Posted by Author on November 3, 2011

Wen Jiabao, the Chinese premier, has revealed how his family were “constantly persecuted” during the darkest years of Chairman Mao’s rule, in a speech that may be a warning to the hardline faction within the Communist party not to repeat the mistakes of history.

The speech, delivered in front of students at Mr Wen’s alma mater, the Nankai high school in Tianjin, recalled the paranoia and fear of life in China at the end of the 1950s as a deeply divided Communist party hunted down its opponents.

“I was born into an intellectual family in Yixing, north Tianjin in 1942. My grandfather ran a school in the village. It was the first primary school to admit girls, against pressure from the local landlords. Many of the teachers were university graduates and some became professors after 1949,” said Mr Wen, delving into his past for the first time publicly.

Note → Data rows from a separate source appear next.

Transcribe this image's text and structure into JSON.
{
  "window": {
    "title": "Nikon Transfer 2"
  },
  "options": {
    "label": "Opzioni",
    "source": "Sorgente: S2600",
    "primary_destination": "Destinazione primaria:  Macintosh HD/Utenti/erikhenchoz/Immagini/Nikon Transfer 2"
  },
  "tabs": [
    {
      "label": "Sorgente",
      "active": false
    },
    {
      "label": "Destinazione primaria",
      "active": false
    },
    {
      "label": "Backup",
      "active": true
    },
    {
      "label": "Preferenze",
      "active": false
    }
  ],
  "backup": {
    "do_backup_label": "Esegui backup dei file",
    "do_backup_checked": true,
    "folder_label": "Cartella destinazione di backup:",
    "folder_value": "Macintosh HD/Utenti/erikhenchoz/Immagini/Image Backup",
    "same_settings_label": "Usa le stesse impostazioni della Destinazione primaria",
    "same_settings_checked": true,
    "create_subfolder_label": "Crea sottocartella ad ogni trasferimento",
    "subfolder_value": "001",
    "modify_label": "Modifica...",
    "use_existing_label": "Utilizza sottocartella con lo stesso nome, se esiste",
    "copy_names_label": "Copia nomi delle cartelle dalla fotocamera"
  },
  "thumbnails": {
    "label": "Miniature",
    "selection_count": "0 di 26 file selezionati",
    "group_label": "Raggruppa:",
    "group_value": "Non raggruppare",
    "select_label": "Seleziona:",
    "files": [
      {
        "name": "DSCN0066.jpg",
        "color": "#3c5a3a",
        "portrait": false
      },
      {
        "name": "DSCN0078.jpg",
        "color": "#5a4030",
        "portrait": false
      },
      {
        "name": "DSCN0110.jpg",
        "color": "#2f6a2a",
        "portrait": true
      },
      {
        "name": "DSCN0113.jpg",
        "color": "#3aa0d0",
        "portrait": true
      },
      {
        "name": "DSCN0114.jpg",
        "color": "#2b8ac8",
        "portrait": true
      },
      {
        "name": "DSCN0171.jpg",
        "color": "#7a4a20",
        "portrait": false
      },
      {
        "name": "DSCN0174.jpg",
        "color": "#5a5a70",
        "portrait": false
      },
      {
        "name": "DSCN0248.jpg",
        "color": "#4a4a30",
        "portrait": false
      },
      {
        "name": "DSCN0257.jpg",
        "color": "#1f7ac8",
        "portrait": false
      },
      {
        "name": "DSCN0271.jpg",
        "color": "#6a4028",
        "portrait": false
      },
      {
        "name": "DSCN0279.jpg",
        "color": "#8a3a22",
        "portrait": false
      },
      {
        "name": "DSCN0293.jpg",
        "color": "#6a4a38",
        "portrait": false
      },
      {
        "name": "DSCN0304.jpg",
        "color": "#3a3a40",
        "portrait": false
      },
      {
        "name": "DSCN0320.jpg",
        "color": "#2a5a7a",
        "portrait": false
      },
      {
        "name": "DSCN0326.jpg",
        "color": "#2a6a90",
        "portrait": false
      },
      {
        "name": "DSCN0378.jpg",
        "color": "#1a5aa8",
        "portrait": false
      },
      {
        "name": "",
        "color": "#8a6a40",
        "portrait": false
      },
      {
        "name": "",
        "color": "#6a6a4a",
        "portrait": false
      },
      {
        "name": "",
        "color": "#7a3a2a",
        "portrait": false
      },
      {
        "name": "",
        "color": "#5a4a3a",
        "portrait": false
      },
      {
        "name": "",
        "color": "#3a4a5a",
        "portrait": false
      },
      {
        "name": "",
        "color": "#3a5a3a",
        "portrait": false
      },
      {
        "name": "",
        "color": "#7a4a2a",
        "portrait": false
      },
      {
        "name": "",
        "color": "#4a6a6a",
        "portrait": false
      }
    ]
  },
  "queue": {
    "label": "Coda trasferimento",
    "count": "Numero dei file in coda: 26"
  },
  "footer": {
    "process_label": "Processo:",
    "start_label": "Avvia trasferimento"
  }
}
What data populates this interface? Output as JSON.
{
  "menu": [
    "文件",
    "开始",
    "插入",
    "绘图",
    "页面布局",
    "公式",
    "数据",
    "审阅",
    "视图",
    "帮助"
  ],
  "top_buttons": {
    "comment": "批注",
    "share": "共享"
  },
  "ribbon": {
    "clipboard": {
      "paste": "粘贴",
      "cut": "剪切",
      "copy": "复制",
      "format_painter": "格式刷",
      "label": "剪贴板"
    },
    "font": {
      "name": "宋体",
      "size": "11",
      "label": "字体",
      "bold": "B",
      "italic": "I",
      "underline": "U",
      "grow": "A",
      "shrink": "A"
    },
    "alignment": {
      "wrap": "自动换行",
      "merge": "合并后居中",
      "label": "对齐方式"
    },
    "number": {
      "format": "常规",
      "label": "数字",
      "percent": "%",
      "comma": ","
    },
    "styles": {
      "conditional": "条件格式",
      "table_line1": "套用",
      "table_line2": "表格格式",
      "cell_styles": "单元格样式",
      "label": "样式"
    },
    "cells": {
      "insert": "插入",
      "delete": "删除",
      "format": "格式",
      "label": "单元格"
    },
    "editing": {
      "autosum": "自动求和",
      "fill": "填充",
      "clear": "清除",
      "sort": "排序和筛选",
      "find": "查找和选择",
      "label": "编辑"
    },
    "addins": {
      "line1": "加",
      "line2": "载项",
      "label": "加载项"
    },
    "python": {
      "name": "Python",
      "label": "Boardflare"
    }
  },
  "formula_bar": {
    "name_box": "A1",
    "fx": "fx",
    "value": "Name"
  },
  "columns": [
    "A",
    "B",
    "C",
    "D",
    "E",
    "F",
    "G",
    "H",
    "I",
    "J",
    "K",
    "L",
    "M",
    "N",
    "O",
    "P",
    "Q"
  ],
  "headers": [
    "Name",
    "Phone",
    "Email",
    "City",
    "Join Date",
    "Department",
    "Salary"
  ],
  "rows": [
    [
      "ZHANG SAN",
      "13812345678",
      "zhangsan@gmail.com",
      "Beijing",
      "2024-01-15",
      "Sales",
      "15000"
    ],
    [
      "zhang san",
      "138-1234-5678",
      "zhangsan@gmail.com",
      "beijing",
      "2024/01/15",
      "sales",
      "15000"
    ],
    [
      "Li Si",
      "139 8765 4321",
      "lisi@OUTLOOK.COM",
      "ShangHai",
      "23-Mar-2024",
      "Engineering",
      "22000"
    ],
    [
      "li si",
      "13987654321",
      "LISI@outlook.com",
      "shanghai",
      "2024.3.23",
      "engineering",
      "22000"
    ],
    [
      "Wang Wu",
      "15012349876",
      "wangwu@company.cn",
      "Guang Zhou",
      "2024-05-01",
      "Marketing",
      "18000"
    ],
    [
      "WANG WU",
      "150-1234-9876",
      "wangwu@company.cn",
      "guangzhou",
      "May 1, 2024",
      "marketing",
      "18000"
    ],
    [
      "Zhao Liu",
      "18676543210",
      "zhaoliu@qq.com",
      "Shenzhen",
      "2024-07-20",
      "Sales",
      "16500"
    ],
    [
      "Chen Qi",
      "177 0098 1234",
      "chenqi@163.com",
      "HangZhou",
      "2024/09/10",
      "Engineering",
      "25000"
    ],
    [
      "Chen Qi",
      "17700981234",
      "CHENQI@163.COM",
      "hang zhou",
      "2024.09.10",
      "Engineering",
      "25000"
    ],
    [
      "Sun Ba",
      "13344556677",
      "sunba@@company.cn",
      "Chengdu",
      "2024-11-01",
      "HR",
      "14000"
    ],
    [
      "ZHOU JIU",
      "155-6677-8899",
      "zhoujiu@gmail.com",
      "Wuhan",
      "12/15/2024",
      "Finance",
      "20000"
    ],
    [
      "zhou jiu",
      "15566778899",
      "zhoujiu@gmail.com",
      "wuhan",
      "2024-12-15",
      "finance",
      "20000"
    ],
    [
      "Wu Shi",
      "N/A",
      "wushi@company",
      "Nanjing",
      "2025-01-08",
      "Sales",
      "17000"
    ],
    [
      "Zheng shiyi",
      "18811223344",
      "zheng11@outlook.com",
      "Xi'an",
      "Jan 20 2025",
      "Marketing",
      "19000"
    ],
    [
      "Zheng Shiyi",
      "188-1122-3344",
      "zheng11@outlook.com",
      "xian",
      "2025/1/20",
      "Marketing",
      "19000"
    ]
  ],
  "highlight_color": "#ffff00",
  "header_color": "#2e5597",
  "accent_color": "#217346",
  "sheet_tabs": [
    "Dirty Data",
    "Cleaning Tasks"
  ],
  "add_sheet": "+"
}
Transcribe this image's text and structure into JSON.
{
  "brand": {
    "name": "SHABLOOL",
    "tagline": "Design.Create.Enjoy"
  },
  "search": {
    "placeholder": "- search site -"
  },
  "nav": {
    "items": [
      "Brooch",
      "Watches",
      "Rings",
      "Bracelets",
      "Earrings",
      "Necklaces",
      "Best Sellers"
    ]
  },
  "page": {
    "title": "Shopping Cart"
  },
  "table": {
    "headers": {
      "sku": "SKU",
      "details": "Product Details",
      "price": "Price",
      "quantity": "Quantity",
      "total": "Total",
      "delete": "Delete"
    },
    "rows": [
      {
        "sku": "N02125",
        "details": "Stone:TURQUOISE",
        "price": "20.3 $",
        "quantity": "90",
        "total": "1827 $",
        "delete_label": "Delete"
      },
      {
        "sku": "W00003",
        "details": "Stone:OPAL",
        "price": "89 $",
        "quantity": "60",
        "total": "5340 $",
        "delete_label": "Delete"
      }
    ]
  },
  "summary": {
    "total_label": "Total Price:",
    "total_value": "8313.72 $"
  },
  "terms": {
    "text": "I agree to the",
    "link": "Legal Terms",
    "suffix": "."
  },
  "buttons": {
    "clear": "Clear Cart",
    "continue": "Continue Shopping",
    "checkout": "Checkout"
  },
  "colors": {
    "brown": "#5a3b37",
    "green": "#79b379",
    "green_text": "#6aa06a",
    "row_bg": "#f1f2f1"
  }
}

According to a transcript published in China’s official state media, Mr Wen said he had carried his grandfather’s body to hospital. “He died of a cerebral haemorrhage in 1960. The school he taught at had kept his files, filled with one self-criticism after another, written in small neat characters,” he said.

At the time, the Communist party had forced intellectuals, many of whom had been educated abroad or had worked for the previous government, to “revise their thinking” through self-criticism until they became ideologically sound.

After inviting them to speak out about China’s problems, Chairman Mao performed a u-turn and attacked those who were bold enough to voice their opinions publicly.

“After I went to high school and university, my family suffered constant attacks in the successive political campaigns,” added Mr Wen.

“In 1960, my father was also investigated for so-called ‘historical problems’. He could no longer teach and was sent to work on a farm on the outskirts of the city tending pigs. My father was an honest man, hardworking and diligent throughout his life.”

China’s top leaders rarely, if ever, discuss their personal history or family lives. And the attacks by Chairman Mao on 550,000 intellectuals at the end of the 1950s remain a deeply sensitive, and strictly-censored, topic.

However, analysts said Mr Wen was sounding a warning to hardliners within the Communist party about the perils of maintaining an iron grip and refusing to reform the country.

The attacks on Mr Wen’s family came at a time when the Communist party under Mao was split internally over how to set a path for the country, with liberal and hardline factions taking opposing views. In the end, liberal forces lost out, much to China’s subsequent woe.

“My childhood was spent in war and hardship. The poverty, turmoil and famine left an indelible imprint on my young soul [ …] I realised only science, truth-seeking, democracy and hard work can save China,” said Mr Wen.

As the 69-year-old gets ready to step down next year and hand power over to a new generation of Chinese leaders he has made a flurry of speeches calling for “urgent” political reform and the loosening of the party’s iron grip on the state.

However, there is little sign that reform is forthcoming. Some have suggested that Mr Wen is merely trying to paint himself on the right side of history, while others have noted that he lacks a broad enough power base within the party to effect any change.

Liu Shanying, a researcher at the Chinese Academy of Social Sciences, said Mr Wen’s speech might be read as an attempt to warn China’s future leaders not to repeat the mistakes of history.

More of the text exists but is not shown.